AE 17: Exam 02 Review

Published

November 29, 2023

Important

Go to the course GitHub organization and locate your ae-17 repo to get started.Render, commit, and push your responses to GitHub by the end of class.

Render, commit, and push your responses to GitHub by the end of class. The responses are due in your GitHub repo no later than Saturday, December 2 at 11:59pm.

Note: This in-class review is not exhaustive. Use lecture notes notes, application exercises, labs, and homework for a comprehensive exam review.

Packages

library(tidyverse)
library(tidymodels)
library(knitr)

Part 1: Logistic regression

Data

The data for this analysis is about credit card customers. It can be found in the file credit.csv. The following variables are in the data set:

income: Income in $1,000’s
limit: Credit limit
rating: Credit rating
cards: Number of credit cards
age: Age in years
education: Number of years of education
own: A factor with levels No and Yes indicating whether the individual owns their home
student: A factor with levels No and Yes indicating whether the individual was a student
married: A factor with levels No and Yes indicating whether the individual was married
region: A factor with levels South, East, and West indicating the region of the US the individual is from
balance: Average credit card balance in $.

The objective of this analysis is to predict whether a person has maxed out their credit card, i.e., had $0 average card balance.

credit <- read_csv("data/credit.csv") |>
  mutate(maxed = factor(if_else(balance == 0, 1, 0)))

Exercise 1

Why is logistic regression the best modeling approach for this analysis?

Fill in the blanks. In logistic regression, we
- use log-odds to …
- use odds to …
- use probabilities to …

Exercise 2

Split the data into 80% training and 20% test sets. Use seed 210.

set.seed(210)
credit_split <- initial_split(credit, prop = 0.8)
credit_train <- training(credit_split)
credit_test <- testing(credit_split)

Specify the logistic regression model. Call it credit_spec.

#add code here

Exercise 3

Create a recipe called credit_rec that does the following:

Predict maxed using income, age, and student.
Mean center the quantitative predictors.
Create dummy variables where needed and drop any zero variance variables.

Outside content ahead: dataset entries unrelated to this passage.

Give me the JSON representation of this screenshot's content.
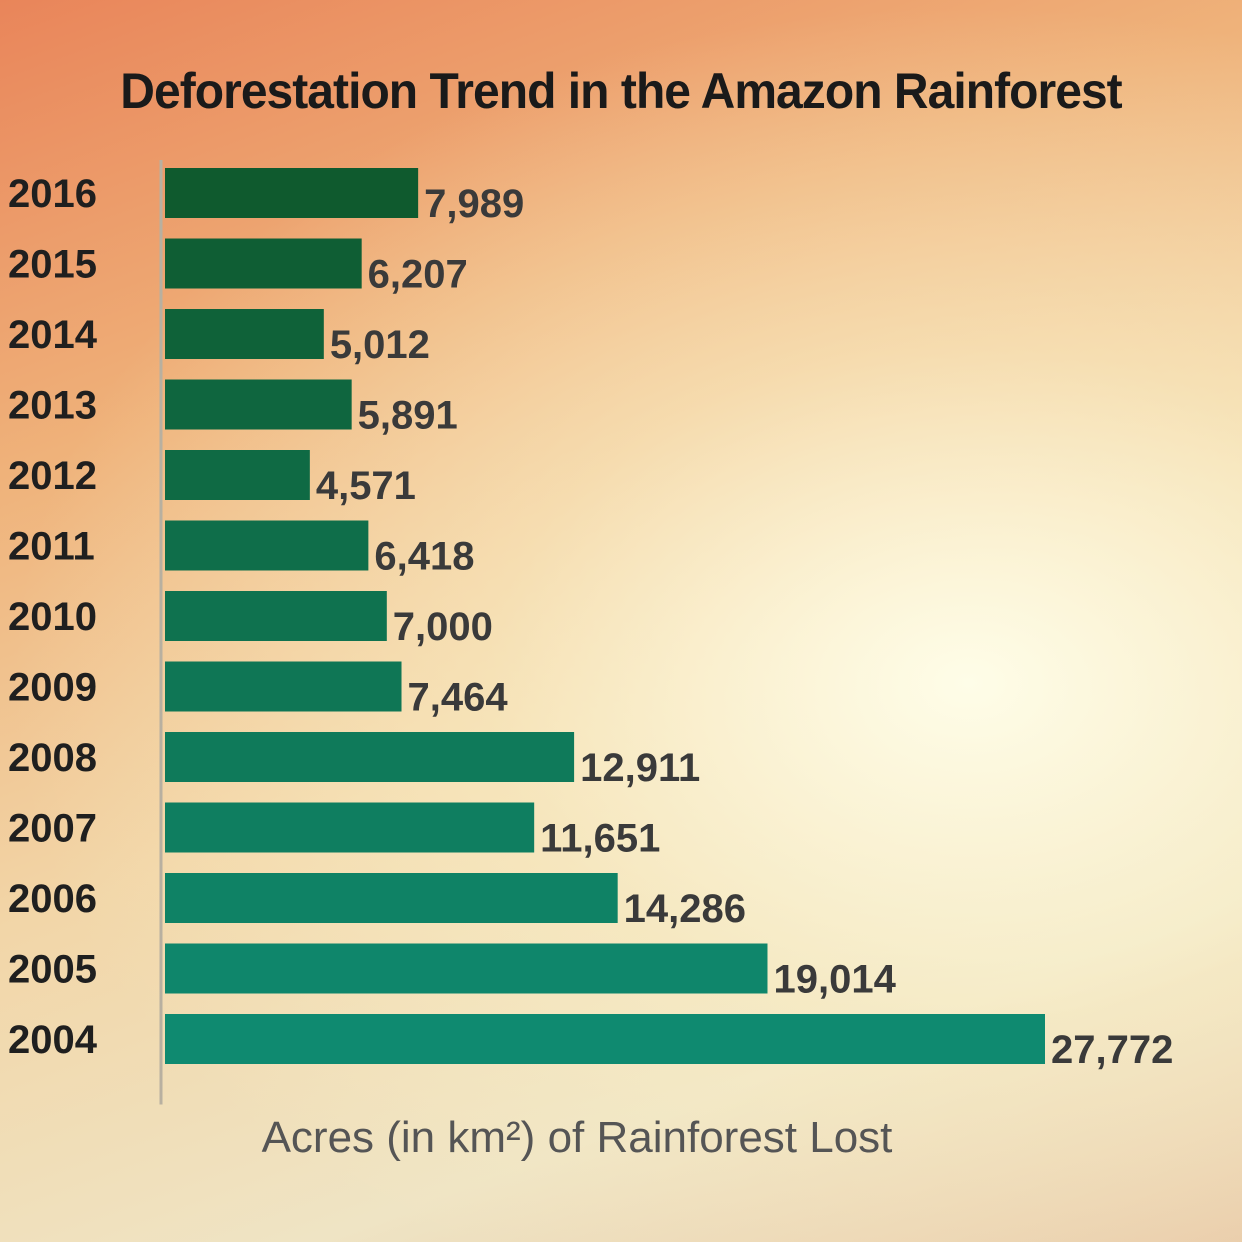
{
  "chart_data": {
    "type": "bar",
    "orientation": "horizontal",
    "title": "Deforestation Trend in the Amazon Rainforest",
    "xlabel": "Acres (in km²) of Rainforest Lost",
    "ylabel": "",
    "categories": [
      "2016",
      "2015",
      "2014",
      "2013",
      "2012",
      "2011",
      "2010",
      "2009",
      "2008",
      "2007",
      "2006",
      "2005",
      "2004"
    ],
    "values": [
      7989,
      6207,
      5012,
      5891,
      4571,
      6418,
      7000,
      7464,
      12911,
      11651,
      14286,
      19014,
      27772
    ],
    "value_labels": [
      "7,989",
      "6,207",
      "5,012",
      "5,891",
      "4,571",
      "6,418",
      "7,000",
      "7,464",
      "12,911",
      "11,651",
      "14,286",
      "19,014",
      "27,772"
    ],
    "xlim": [
      0,
      28000
    ],
    "grid": false,
    "legend": "none",
    "colors": {
      "bar_dark": "#0f5a2e",
      "bar_light": "#0f8a70",
      "axis_line": "#b8b0a0"
    }
  }
}
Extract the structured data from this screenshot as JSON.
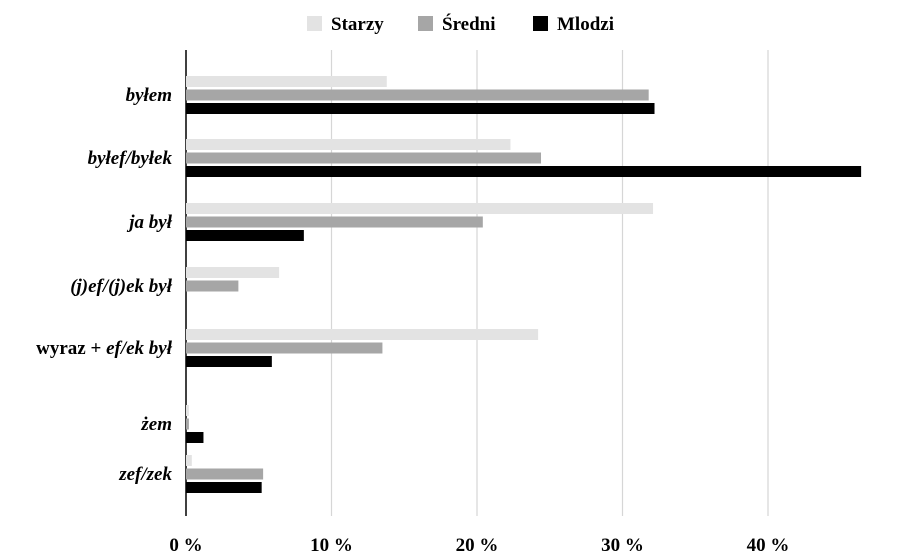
{
  "chart_data": {
    "type": "bar",
    "orientation": "horizontal",
    "categories": [
      {
        "parts": [
          {
            "text": "byłem",
            "italic": true
          }
        ]
      },
      {
        "parts": [
          {
            "text": "byłef/byłek",
            "italic": true
          }
        ]
      },
      {
        "parts": [
          {
            "text": "ja był",
            "italic": true
          }
        ]
      },
      {
        "parts": [
          {
            "text": "(j)ef/(j)ek był",
            "italic": true
          }
        ]
      },
      {
        "parts": [
          {
            "text": "wyraz + ",
            "italic": false
          },
          {
            "text": "ef/ek był",
            "italic": true
          }
        ]
      },
      {
        "parts": [
          {
            "text": "żem",
            "italic": true
          }
        ]
      },
      {
        "parts": [
          {
            "text": "zef/zek",
            "italic": true
          }
        ]
      }
    ],
    "series": [
      {
        "name": "Starzy",
        "color": "#e3e3e3",
        "values": [
          13.8,
          22.3,
          32.1,
          6.4,
          24.2,
          0.2,
          0.4
        ]
      },
      {
        "name": "Średni",
        "color": "#a6a6a6",
        "values": [
          31.8,
          24.4,
          20.4,
          3.6,
          13.5,
          0.2,
          5.3
        ]
      },
      {
        "name": "Mlodzi",
        "color": "#000000",
        "values": [
          32.2,
          46.4,
          8.1,
          0,
          5.9,
          1.2,
          5.2
        ]
      }
    ],
    "xticks": [
      "0 %",
      "10 %",
      "20 %",
      "30 %",
      "40 %"
    ],
    "xlim": [
      0,
      46.5
    ],
    "grid": true,
    "legend_position": "top-center"
  }
}
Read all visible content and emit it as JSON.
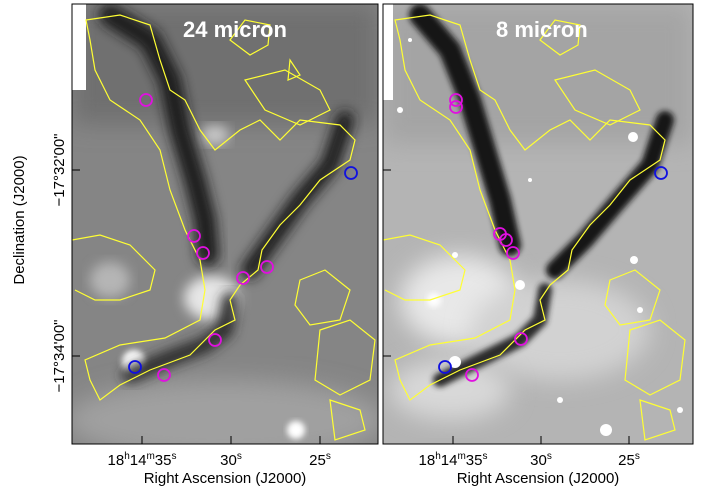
{
  "panels": [
    {
      "title": "24 micron"
    },
    {
      "title": "8 micron"
    }
  ],
  "axes": {
    "ylabel": "Declination (J2000)",
    "xlabel": "Right Ascension (J2000)",
    "yticks": [
      "−17°32'00\"",
      "−17°34'00\""
    ],
    "xticks": [
      "18h14m35s",
      "30s",
      "25s"
    ]
  },
  "colors": {
    "contour": "#ffff33",
    "marker_magenta": "#e010e0",
    "marker_blue": "#1010e0"
  }
}
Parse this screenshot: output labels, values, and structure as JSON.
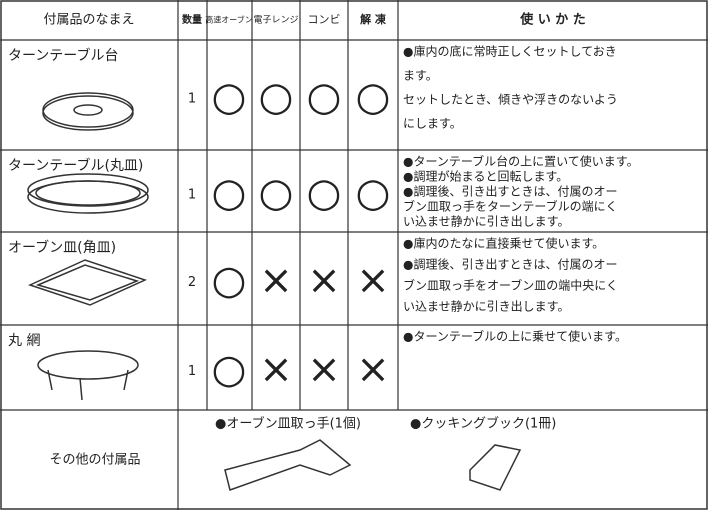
{
  "header": {
    "name": "付属品のなまえ",
    "quantity": "数量",
    "modes": [
      "高速オーブン",
      "電子レンジ",
      "コンビ",
      "解 凍"
    ],
    "usage": "使 い か た"
  },
  "rows": [
    {
      "name": "ターンテーブル台",
      "quantity": "1",
      "marks": [
        "○",
        "○",
        "○",
        "○"
      ],
      "usage": [
        "●庫内の底に常時正しくセットしておき",
        "ます。",
        "セットしたとき、傾きや浮きのないよう",
        "にします。"
      ]
    },
    {
      "name": "ターンテーブル(丸皿)",
      "quantity": "1",
      "marks": [
        "○",
        "○",
        "○",
        "○"
      ],
      "usage": [
        "●ターンテーブル台の上に置いて使います。",
        "●調理が始まると回転します。",
        "●調理後、引き出すときは、付属のオー",
        "ブン皿取っ手をターンテーブルの端にく",
        "い込ませ静かに引き出します。"
      ]
    },
    {
      "name": "オーブン皿(角皿)",
      "quantity": "2",
      "marks": [
        "○",
        "×",
        "×",
        "×"
      ],
      "usage": [
        "●庫内のたなに直接乗せて使います。",
        "●調理後、引き出すときは、付属のオー",
        "ブン皿取っ手をオーブン皿の端中央にく",
        "い込ませ静かに引き出します。"
      ]
    },
    {
      "name": "丸 網",
      "quantity": "1",
      "marks": [
        "○",
        "×",
        "×",
        "×"
      ],
      "usage": [
        "●ターンテーブルの上に乗せて使います。"
      ]
    }
  ],
  "other": {
    "label": "その他の付属品",
    "items": [
      "●オーブン皿取っ手(1個)",
      "●クッキングブック(1冊)"
    ]
  }
}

credit_rec <- recipe(maxed ~ income + age + student, 
                     data = credit_train)

# add recipe steps

Exercise 4

Create the workflow that brings together the model specification and recipe. Call it credit_wflow.

# add code here

Exercise 5

Conduct 5-fold cross validation. Use seed 210 to create the folds.

# add code here

Then, summarize the metrics from your CV resamples.

# add code here

Exercise 6

Create a workflow for another model with a new recipe that includes the variable region along with all the variables and recipe steps from Exercise 3. Conduct cross validation, then select a model between the two.

# add code here

Exercise 7

Fit the model you selected in the previous exercise to the entire training set.

# add code here

Exercise 8

Now let’s evaluate the performance of the selected model using the testing data.

Create a confusion matrix using a cutoff probability of 0.5.

# add code here

What is the sensitivity? What does it mean in the context of the data ?
What is the specificity? What does it mean in the context of the data?
What is the false positive rate? What does it mean in the context of the data?
What is the false negative rate? What does it mean in the context of the data?

Exercise 9

Produce the ROC curve.

# add code here

Describe how you can use this curve to select a cutoff probability (rather than just going with 0.5).

Exercise 10

Questions about checking conditions for logistic regression:

Do we assess conditions on the training or testing set?
Why do we not consider categorical predictors when checking linearity?
Why do we not need to check constant variance for logistic regression?

Submission

Important

To submit the AE:

Render the document to produce the PDF with all of your work from today’s class.
Push all your work to your ae-17 repo on GitHub. (You do not submit AEs on Gradescope).